Praticamente metade da amostra (49%) pede que sejam atualizadas as tabelas de retenção de IRS, de forma a proteger o rendimento líquido das famílias ao longo de 2022.

Já em matéria de IRC, as medidas apontadas como tendo “maior potencial para estimular o tecido empresarial português” são a redução das taxas de tributação autónoma e da derrama estadual e as relacionadas com a flexibilização de prazos para reporte de créditos e prejuízos fiscais.

Também amplamente defendidas são iniciativas que estimulem o investimento, nomeadamente a majoração de amortizações de investimentos a realizar em 2022 que visem a criação de postos de trabalho e o alargamento do prazo para reinvestimento de mais-valias fiscais que caduquem em 2022.

De forma a “estimular a sua competitividade e contribuir para a dinamização do mercado de trabalho”, cerca de seis em cada 10 empresários (63%) pedem a reintrodução do benefício fiscal associado à criação de emprego jovem e a criação de um crédito fiscal (57%) para atenuar os custos do investimento em processos de digitalização.

No capítulo do IVA, 75% dos empresários defendem que o alargamento da taxa intermédia de IVA a todos os escalões de consumo de eletricidade “é a medida que teria um impacto económico mais positivo”.

Simultaneamente, e “reconhecendo a importância dos setores da hotelaria e restauração para o crescimento económico”, as empresas defendem “a aplicação generalizada das taxas reduzidas de IVA aos respetivos serviços, de forma a compensar as fortes perdas registadas ao longo do último ano e meio”.

No que se refere aos impostos especiais sobre o consumo, 63% dos empresários consideram importante a manutenção das taxas do ISV (Imposto Sobre Veículos) e IUC (Imposto Único de Circulação), “para salvaguardar impactos negativos adicionais sobre o setor automóvel”.

Segundo nota a EY, “ainda que se trate de uma fatia importante da amostra, esta percentagem traduz um forte decréscimo face ao “survey” anterior, em que 88% dos empresários apelaram à não alteração destes impostos”.

No setor imobiliário, o estudo revela que os inquiridos “veriam com bons olhos a eliminação do adicional ao IMI [Imposto Municipal Sobre Imóveis] para as empresas”, sendo esta uma medida considerada importante por 61% dos respondentes.

OE2022: setores automóvel e imobiliário defendem fiscalidade promotora de competitividade

O inquérito da EY evidencia ainda que, “em termos globais, o sentimento dos empresários portugueses em relação ao sistema fiscal piorou este ano”, passando dos 2,15 para 2,02 (numa escala de um a cinco).

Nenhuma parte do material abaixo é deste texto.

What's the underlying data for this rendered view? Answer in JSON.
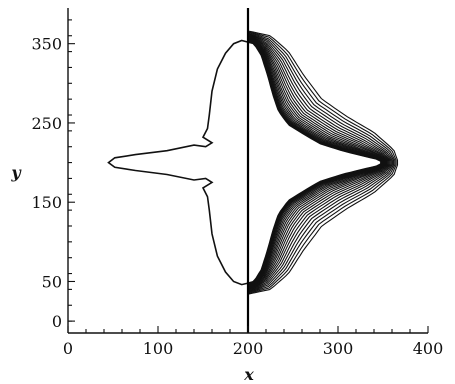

Todos os domínios analisados mereceram nota negativa por parte dos empresários, com destaque para o acesso e celeridade do sistema de justiça fiscal (1,46) e o elevado peso da carga fiscal total (1,68), as duas áreas mais mal avaliadas pelas empresas”, aponta.

Por outro lado, os incentivos fiscais à inovação e à I&D (Investigação & Desenvolvimento, 2,71) e a qualidade da interação com a Autoridade Tributária e Aduaneira (2,51) são os domínios que “merecem maior reconhecimento” por parte das empresas, enquanto a avaliação da estabilidade do sistema fiscal (2,10) é a mais elevada desde que o “survey” é realizado.

“Apesar de, em termos estatísticos, Portugal ser a oitava economia da União Europeia com menor carga fiscal (34,8% do PIB [Produto Interno Bruto] em 2020, com base nos resultados divulgados em maio de 2021 pelo Instituto Nacional de Estatística) a mesma tem vindo a crescer gradualmente nos últimos anos, sendo este o valor mais alto de sempre”, refere o ‘country tax leader’ da EY, Luís Marques, citado num comunicado.

O inquérito foi realizado maioritariamente a empresas dos setores da indústria transformadora (21) e retalho e bens de consumo (10), a maior parte das quais com um volume de faturação superior a 25 milhões de euros (44) e mais de 250 trabalhadores (39).

Os entrevistados são, sobretudo, responsáveis pela área fiscal (18), diretores financeiros (11), diretores administrativos ou financeiros (10), presidentes executivos (11) e outros (22).